Real Earnings Versus “Whisper Earnings”

Susan Jung |

As we continue to press forward with this quarter’s earnings season, market volatility continues to be significant based on the numbers companies report. What is often perplexing to investors is why sometimes companies are volatile even if they report earnings that were officially in line with expectations. It adds to the mystery and confusion of market movements and can be perplexing unless one understands what drives the volatility.

When companies report earnings, market participants watch to see if expectations were met. But it is important to recognize that the publicly stated expectations are not the only number that matters to investors. There is a secret unpublished number called the “whisper number” that also is an important consideration for investors. The “whisper number” is the earnings expectation for a company that has not been publicly stated. It’s a hunch, a feeling, a thought about what might be really happening separate from the expected number.

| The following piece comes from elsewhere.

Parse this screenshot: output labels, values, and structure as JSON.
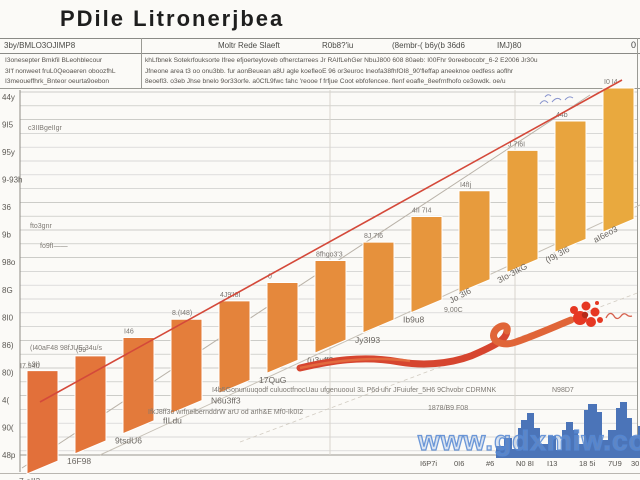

Here’s an example. Let’s suppose a company is expected to post earnings of $1 per share according to analysts and investors. One might think that this is the only expectation that needs to be met for a company to have provided a satisfactory quarterly report; that might not be the case. Perhaps the standard number is $1 dollar per share but analysts may secretly think that if everything goes really well, the company might report earnings of $1.10 per share. This sets up a situation where if a company reports a $1 per share, analysts might be disappointed because it didn’t meet the “whisper number” (even if it met the explicitly stated expectations of the analyst community).

Sound crazy? Perhaps, but remember markets are not simply trading based on facts; sentiment matters as well. In addition to the conflict between explicit expectations and “whisper numbers”, company stocks can be impacted by the guidance provided during earnings calls. Let’s say a company reported solid earnings that exceeded expectations as well as whisper expectations. But during the conference call, the CEO of the firm states that she/he expects difficulties ahead as the company handles a particular business problem. Furthermore, let’s imagine the CEO states that it may affect future earnings and profitability. In that case, it is entirely possible that a company could negatively be impacted in the market based on these statements on future expectations.

Short-term movements based on earnings are always perplexing. More importantly, it’s a virtually impossible game to try to figure out on the short price movements of assets because of the unknown variables surrounding each quarter’s earnings release. This is why fundamental analysis is so critical as it examines the cash flows on an intermediate and long-term basis for a business enterprise to make a determination about the relative value of a given asset. Old-fashioned fundamentals matter and we believe should be a core component of one’s decision-making process. At Destination Wealth Management, it is.